KDD 2022 Tutorial

Advances in Exploratory Data Analysis, Visualisation and Quality for Data Centric AI Systems

Hima Patel, IBM Research India
Shanmukha Guttula, IBM Research India
Ruhi Sharma Mittal, IBM Research India
Naresh Manwani, IIIT Hyderabad
Laure Berti-Equille, Institut de Recherche pour le Développement, France
Abhijit Manatkar, IIIT Hyderabad

Time: Aug 14, 2022
Location: Washington DC, USA

Abstract:

It is widely accepted that data preparation is one of the most time-consuming steps of the machine learning (ML) lifecycle. It is also one of the most important steps, as the quality of data directly influences the quality of a model. In this tutorial, we will discuss the importance and the role of exploratory data analysis (EDA) and data visualisation techniques to find data quality issues and for data preparation, relevant to building ML pipelines. We will also discuss the latest advances in these fields and bring out areas that need innovation. To make the tutorial actionable for practitioners, we will also discuss the most popular open-source packages that one can get started with along with their strengths and weaknesses. Finally, we will discuss on the challenges posed by industry workloads and the gaps to be addressed to make data-centric AI real in industry settings.

Tutorial Recording:

A recording of our tutorial will be available after the conference.

Slides:

Link to Slides [Slides]

Presenters:

	Hima Patel is a research manager and global technical leader for data centric AI at IBM Research Lab, and leads a team of researchers that work in the area of making data ready for an AI lifecycle.
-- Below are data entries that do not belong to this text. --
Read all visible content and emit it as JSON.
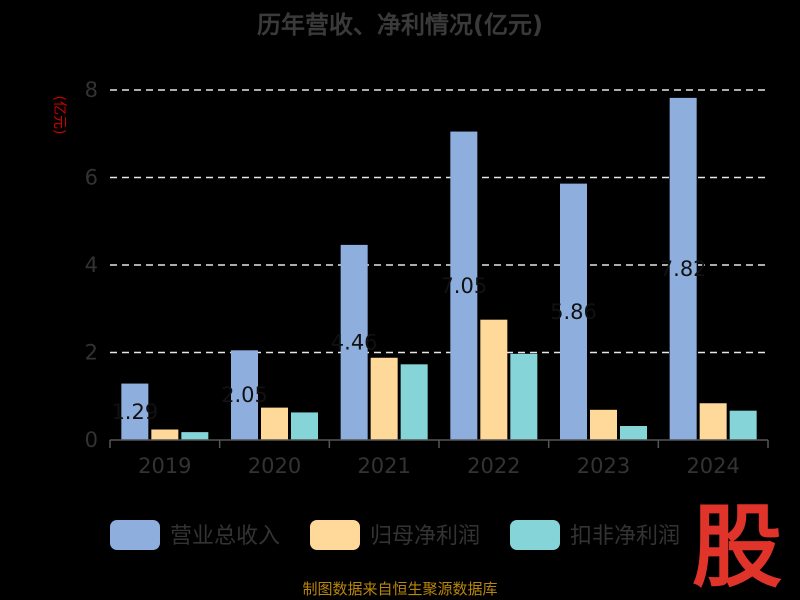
{
  "chart_data": {
    "type": "bar",
    "title": "历年营收、净利情况(亿元)",
    "ylabel": "(亿元)",
    "categories": [
      "2019",
      "2020",
      "2021",
      "2022",
      "2023",
      "2024"
    ],
    "series": [
      {
        "name": "营业总收入",
        "color": "#8eaedd",
        "values": [
          1.29,
          2.05,
          4.46,
          7.05,
          5.86,
          7.82
        ]
      },
      {
        "name": "归母净利润",
        "color": "#ffd99a",
        "values": [
          0.24,
          0.74,
          1.88,
          2.75,
          0.69,
          0.84
        ]
      },
      {
        "name": "扣非净利润",
        "color": "#85d5d8",
        "values": [
          0.18,
          0.63,
          1.73,
          1.97,
          0.32,
          0.67
        ]
      }
    ],
    "data_labels": [
      "1.29",
      "2.05",
      "4.46",
      "7.05",
      "5.86",
      "7.82"
    ],
    "ylim": [
      0,
      8
    ],
    "yticks": [
      "0",
      "2",
      "4",
      "6",
      "8"
    ],
    "grid": true,
    "legend_position": "bottom"
  },
  "footer": "制图数据来自恒生聚源数据库",
  "logo_text": "股"
}
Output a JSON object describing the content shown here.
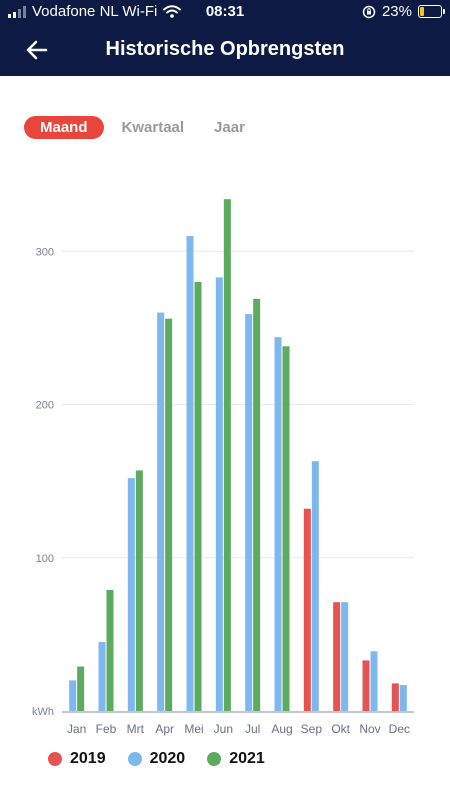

She has been actively engaged in this area by teaching courses, organising several tutorials and workshops as well as taking the technology to business impact. Prior to IBM, she has spent time in research groups at Shell and GE where she has worked on varied research problems spanning from object detection in medical images to anomaly detection from multivariate sensor data collected from machines, leading to product impacts, papers and patents. Her research interests lie in the fields of data quality, cleaning and preparation for large scale datasets and she has several publications and patents to her credit.
	Shanmukha Guttula is an Advisory Research Engineer at IBM Research, India. He graduated from IIT Madras in 2017. He works on structured data transformations and data quality problems in structured data. He has previously worked on document contrast and analysis, on sensitive data anonymization and on information extraction from documents. His research interests include information extraction and analysis from documents, label noise in structured data, data desensitization.
	Ruhi Sharma Mittal is an Advisory Research Engineer at IBM Research Labs, India. In Data and AI team at IBM, she is currently working on building solutions to improve data quality to make data ready for machine learning pipelines. She did her Masters from Indian Institute of Technology, Bombay. She has authored and co-authored many research papers in top conferences. She has also filed several patents related to machine learning and applied AI. Her research interest includes Machine Learning, Natural Language Processing, and applied AI.
	Naresh Manwani is currently an Assistant Professor at IIIT Hyderabad. He is associated with the Machine learning Lab at Kohli Center on Intelligent Systems (KCIS). Before joining IIIT-H, he worked at Microsoft India (R & D) Pvt. Ltd, Bangalore and GE Global research Centre, Bangalore. He completed his PhD from IISc Bangalore in 2012. His research interests include learning theory, deep learning, online learning, and reinforcement learning. More specifically, he works on problems in the area of learning with label noise, learning in high-risk situations, learning with incomplete supervision, adversarial machine learning, fairness and privacy issues. He is also interested in applications of machine learning in practical problems (e.g. natural language processing, computer vision, and computational neuroscience)
	Laure Berti-Equille is a Research Director in Computer Science at IRD, the French Institute of interdisciplinary Research on Sustainability Science (since 2011) where she leads a research group. She is currently a visiting scientist at MIT LIDS. Before, Laure was a full Professor in CS at Aix-Marseille University (AMU) in France (2017-2018). From 2014-2017, she was a Senior Scientist of Qatar Computing Research Institute. From 2000-2010, she was a tenured Associate Professor in CS at University of Rennes 1 in France, and a 2-years visiting researcher at AT&T Labs Research in New Jersey, USA, as a recipient of the prestigious European Marie Curie Outgoing Fellowship (2007-2009). Her research work is at the intersection of large-scale data analytics and machine learning with a focus on data quality, data cleaning and preparation with many collaborations with industries and more than 80 publications and three monographs.
	Abhijit Manatkar is a student at IIIT Hyderabad, pursuing honours research at Machine Learning Lab at the Kohli Center on Intelligent Systems (KCIS) under Dr. Naresh Manwani. His research interests include reinforcement learning and exploratory data analysis.